Les blessés ont été pris en charge par les équipes médicales de l'armée française déployées sur place.

L'état-major a exprimé ses "regrets" et présenté ses condoléances aux familles et aux proches des deux victimes.

Il a annoncé qu'une investigation était en cours "pour déterminer comment des civils ont été atteints lors de cette frappe".

"Les critères français d’ouverture du feu sont particulièrement stricts et visent à éviter les pertes civiles", a-t-il assuré.

"Chaque préparation de mission fait l’objet d’un recueil et d’une analyse d’un maximum de renseignements de façon à limiter le niveau de risque des opérations", a-t-il ajouté.

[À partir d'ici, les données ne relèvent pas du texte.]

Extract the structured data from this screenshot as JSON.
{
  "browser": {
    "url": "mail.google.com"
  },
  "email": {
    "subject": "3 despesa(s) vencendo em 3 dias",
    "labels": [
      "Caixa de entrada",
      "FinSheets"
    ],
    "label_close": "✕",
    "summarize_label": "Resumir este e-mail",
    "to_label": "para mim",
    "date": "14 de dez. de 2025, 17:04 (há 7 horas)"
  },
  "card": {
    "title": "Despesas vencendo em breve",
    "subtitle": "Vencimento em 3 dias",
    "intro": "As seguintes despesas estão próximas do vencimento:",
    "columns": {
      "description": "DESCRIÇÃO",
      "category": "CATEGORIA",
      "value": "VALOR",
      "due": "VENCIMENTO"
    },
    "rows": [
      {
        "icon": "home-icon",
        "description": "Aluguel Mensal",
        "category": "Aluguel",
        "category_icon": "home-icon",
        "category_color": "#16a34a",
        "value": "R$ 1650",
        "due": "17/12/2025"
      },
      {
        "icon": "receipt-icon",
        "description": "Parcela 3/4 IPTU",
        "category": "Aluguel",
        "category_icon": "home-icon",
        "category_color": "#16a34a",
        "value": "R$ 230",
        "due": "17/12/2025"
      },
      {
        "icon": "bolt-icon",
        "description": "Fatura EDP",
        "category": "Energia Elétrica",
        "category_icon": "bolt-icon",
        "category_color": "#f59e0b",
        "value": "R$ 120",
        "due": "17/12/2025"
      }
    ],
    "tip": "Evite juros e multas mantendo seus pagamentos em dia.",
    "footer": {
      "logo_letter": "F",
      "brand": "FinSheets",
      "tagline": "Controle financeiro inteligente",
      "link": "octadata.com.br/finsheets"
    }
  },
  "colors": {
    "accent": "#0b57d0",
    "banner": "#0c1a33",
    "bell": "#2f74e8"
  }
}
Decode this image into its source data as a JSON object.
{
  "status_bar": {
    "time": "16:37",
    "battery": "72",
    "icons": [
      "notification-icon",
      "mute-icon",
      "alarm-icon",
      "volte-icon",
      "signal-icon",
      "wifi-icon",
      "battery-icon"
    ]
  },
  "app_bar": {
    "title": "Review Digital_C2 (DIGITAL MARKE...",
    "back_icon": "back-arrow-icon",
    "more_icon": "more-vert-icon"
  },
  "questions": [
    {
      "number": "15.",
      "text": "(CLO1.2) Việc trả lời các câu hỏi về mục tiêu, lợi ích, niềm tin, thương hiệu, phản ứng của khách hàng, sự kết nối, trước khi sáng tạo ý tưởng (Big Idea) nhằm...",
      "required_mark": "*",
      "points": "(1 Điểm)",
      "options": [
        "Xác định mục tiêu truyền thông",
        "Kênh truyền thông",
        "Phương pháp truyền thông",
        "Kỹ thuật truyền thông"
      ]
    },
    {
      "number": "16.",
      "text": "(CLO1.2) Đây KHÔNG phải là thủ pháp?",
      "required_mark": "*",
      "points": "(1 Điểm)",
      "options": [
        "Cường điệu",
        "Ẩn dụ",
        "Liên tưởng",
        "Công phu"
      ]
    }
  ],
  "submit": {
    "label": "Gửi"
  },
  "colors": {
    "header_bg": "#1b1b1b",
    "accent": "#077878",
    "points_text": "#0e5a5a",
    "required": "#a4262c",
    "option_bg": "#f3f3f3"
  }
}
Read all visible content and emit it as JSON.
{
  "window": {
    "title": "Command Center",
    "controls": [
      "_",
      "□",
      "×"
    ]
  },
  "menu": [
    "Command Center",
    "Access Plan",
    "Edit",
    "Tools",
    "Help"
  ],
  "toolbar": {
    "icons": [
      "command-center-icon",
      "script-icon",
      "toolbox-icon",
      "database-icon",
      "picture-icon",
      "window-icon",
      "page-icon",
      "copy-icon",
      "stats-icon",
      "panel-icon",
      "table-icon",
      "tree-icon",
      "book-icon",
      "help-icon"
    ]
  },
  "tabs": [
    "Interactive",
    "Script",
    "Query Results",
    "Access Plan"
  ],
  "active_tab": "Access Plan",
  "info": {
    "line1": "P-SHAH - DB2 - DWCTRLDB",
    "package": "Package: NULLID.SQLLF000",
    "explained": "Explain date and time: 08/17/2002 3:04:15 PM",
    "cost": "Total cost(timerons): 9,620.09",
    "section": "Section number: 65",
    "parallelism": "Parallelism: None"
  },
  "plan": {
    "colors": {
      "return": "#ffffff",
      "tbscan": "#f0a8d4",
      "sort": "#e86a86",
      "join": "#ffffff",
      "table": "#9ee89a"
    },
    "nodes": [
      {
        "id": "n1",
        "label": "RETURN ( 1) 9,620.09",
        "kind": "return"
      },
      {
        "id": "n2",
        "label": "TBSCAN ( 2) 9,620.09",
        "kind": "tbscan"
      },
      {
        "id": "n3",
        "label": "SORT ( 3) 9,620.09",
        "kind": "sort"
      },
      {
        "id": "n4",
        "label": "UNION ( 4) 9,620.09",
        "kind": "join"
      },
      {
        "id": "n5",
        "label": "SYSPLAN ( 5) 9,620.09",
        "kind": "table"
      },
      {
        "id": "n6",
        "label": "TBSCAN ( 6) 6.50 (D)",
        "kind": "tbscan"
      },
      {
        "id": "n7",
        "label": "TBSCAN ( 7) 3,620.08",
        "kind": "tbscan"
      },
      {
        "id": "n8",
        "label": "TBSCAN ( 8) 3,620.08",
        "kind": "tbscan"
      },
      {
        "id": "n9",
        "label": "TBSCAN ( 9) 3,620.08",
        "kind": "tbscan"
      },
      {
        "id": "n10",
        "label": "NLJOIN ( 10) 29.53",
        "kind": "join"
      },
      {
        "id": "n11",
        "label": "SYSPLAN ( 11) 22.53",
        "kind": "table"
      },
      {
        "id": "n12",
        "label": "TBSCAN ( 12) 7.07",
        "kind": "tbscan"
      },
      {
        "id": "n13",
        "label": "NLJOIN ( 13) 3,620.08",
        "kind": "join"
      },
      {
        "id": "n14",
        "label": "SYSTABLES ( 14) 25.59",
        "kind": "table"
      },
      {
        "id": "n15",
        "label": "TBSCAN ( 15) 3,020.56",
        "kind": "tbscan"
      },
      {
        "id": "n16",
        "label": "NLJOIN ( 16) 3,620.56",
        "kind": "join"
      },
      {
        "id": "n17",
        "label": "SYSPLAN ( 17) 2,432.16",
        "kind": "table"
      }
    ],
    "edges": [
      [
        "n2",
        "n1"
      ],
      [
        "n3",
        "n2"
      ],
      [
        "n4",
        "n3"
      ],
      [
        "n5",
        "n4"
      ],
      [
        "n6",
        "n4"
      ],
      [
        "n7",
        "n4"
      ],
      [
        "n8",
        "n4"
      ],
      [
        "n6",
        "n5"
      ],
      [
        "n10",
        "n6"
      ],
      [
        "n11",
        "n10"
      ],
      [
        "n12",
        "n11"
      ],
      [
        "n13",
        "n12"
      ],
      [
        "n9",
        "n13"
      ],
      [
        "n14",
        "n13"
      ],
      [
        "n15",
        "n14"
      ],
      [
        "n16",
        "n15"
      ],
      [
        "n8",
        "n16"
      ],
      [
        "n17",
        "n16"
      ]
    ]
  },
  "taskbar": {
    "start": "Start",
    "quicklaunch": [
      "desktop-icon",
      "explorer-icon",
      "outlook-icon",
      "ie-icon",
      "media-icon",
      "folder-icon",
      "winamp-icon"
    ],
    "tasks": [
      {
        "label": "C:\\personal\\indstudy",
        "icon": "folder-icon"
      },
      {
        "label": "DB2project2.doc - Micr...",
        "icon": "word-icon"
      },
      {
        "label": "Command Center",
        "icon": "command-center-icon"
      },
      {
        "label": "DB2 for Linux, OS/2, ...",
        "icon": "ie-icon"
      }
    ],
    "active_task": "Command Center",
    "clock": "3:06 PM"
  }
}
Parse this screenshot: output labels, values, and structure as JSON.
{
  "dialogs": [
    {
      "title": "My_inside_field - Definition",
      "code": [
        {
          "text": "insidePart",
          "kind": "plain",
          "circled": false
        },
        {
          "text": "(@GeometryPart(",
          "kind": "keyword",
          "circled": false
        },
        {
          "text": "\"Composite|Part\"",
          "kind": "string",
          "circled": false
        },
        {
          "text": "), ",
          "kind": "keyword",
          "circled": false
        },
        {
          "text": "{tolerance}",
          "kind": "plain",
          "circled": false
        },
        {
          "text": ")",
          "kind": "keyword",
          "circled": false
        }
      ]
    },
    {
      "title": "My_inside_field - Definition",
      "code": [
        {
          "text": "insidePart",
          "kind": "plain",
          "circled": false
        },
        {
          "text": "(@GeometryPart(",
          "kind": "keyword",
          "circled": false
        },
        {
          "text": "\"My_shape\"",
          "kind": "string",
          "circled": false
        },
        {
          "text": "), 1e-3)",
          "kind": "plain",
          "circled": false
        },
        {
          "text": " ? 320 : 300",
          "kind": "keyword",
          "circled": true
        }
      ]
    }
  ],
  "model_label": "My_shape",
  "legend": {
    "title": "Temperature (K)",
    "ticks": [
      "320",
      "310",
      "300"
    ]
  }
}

"La présence avérée de civils à proximité de l'objectif aurait entraîné l’annulation de la mission", a insisté l'état-major.

L’opération, déclenchée dans la nuit, a consisté en une frappe aérienne par deux avions Mirage 2000 sur la position du groupe terroriste, suivie d’une action au sol pour saisir la position.

Le groupe EIGS, basé à la frontière entre le Mali et le Burkina Faso, est dirigé par Adnane Abou Walid Sahraoui, un transfuge d’Al-Qaïda au Maghreb islamique (Aqmi), qui a aussi codirigé le Mouvement pour l’unicité du jihad en Afrique de l’ouest (Mujao), un groupe islamiste malien.